"""Implement generators for ``keras`` which will balance the data."""


# This is a trick to avoid an error during tests collection with pytest. We
# avoid the error when importing the package raise the error at the moment of
# creating the instance.
# This is a trick to avoid an error during tests collection with pytest. We
# avoid the error when importing the package raise the error at the moment of
# creating the instance.
def import_keras():
    """Try to import keras from keras and tensorflow.
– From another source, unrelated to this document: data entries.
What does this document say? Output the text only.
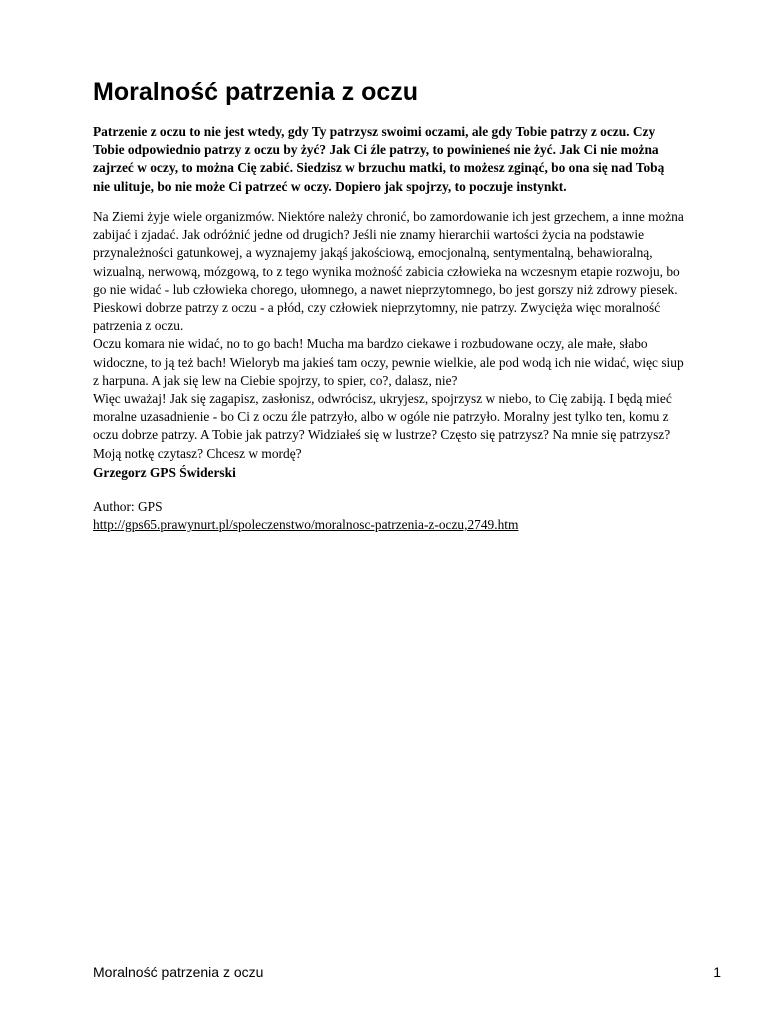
Moralność patrzenia z oczu

Patrzenie z oczu to nie jest wtedy, gdy Ty patrzysz swoimi oczami, ale gdy Tobie patrzy z oczu. Czy
Tobie odpowiednio patrzy z oczu by żyć? Jak Ci źle patrzy, to powinieneś nie żyć. Jak Ci nie można
zajrzeć w oczy, to można Cię zabić. Siedzisz w brzuchu matki, to możesz zginąć, bo ona się nad Tobą
nie ulituje, bo nie może Ci patrzeć w oczy. Dopiero jak spojrzy, to poczuje instynkt.

Na Ziemi żyje wiele organizmów. Niektóre należy chronić, bo zamordowanie ich jest grzechem, a inne można
zabijać i zjadać. Jak odróżnić jedne od drugich? Jeśli nie znamy hierarchii wartości życia na podstawie
przynależności gatunkowej, a wyznajemy jakąś jakościową, emocjonalną, sentymentalną, behawioralną,
wizualną, nerwową, mózgową, to z tego wynika możność zabicia człowieka na wczesnym etapie rozwoju, bo
go nie widać - lub człowieka chorego, ułomnego, a nawet nieprzytomnego, bo jest gorszy niż zdrowy piesek.
Pieskowi dobrze patrzy z oczu - a płód, czy człowiek nieprzytomny, nie patrzy. Zwycięża więc moralność
patrzenia z oczu.
Oczu komara nie widać, no to go bach! Mucha ma bardzo ciekawe i rozbudowane oczy, ale małe, słabo
widoczne, to ją też bach! Wieloryb ma jakieś tam oczy, pewnie wielkie, ale pod wodą ich nie widać, więc siup
z harpuna. A jak się lew na Ciebie spojrzy, to spier, co?, dalasz, nie?
Więc uważaj! Jak się zagapisz, zasłonisz, odwrócisz, ukryjesz, spojrzysz w niebo, to Cię zabiją. I będą mieć
moralne uzasadnienie - bo Ci z oczu źle patrzyło, albo w ogóle nie patrzyło. Moralny jest tylko ten, komu z
oczu dobrze patrzy. A Tobie jak patrzy? Widziałeś się w lustrze? Często się patrzysz? Na mnie się patrzysz?
Moją notkę czytasz? Chcesz w mordę?

Grzegorz GPS Świderski

Author: GPS

http://gps65.prawynurt.pl/spoleczenstwo/moralnosc-patrzenia-z-oczu,2749.htm

Moralność patrzenia z oczu	1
    This is possible to import the sequence from keras or tensorflow.
    """

    def import_from_keras():
        try:
            import keras  # noqa

            if hasattr(keras.utils, "Sequence"):
                return (keras.utils.Sequence,), True
            else:
                return (keras.utils.data_utils.Sequence,), True
        except ImportError:
            return tuple(), False

    def import_from_tensforflow():
        try:
            from tensorflow import keras

            if hasattr(keras.utils, "Sequence"):
                return (keras.utils.Sequence,), True
            else:
                return (keras.utils.data_utils.Sequence,), True
        except ImportError:
            return tuple(), False

    ParentClassKeras, has_keras_k = import_from_keras()
    ParentClassTensorflow, has_keras_tf = import_from_tensforflow()
    has_keras = has_keras_k or has_keras_tf
    if has_keras:
        if has_keras_k:
            ParentClass = ParentClassKeras
        else:
            ParentClass = ParentClassTensorflow
    else:
        ParentClass = (object,)
    return ParentClass, has_keras


ParentClass, HAS_KERAS = import_keras()

from scipy.sparse import issparse  # noqa
from sklearn.base import clone  # noqa
from sklearn.utils import _safe_indexing  # noqa
from sklearn.utils import check_random_state  # noqa

from ..tensorflow import balanced_batch_generator as tf_bbg  # noqa
from ..under_sampling import RandomUnderSampler  # noqa
from ..utils import Substitution  # noqa
from ..utils._docstring import _random_state_docstring  # noqa


class BalancedBatchGenerator(*ParentClass):  # type: ignore
    """Create balanced batches when training a keras model.

    Create a keras ``Sequence`` which is given to ``fit``. The
    sampler defines the sampling strategy used to balance the dataset ahead of
    creating the batch. The sampler should have an attribute
    ``sample_indices_``.

    .. versionadded:: 0.4

    Parameters
    ----------
    X : ndarray of shape (n_samples, n_features)
        Original imbalanced dataset.

    y : ndarray of shape (n_samples,) or (n_samples, n_classes)
        Associated targets.

    sample_weight : ndarray of shape (n_samples,)
        Sample weight.

    sampler : sampler object, default=None
        A sampler instance which has an attribute ``sample_indices_``.
        By default, the sampler used is a
        :class:`~imblearn.under_sampling.RandomUnderSampler`.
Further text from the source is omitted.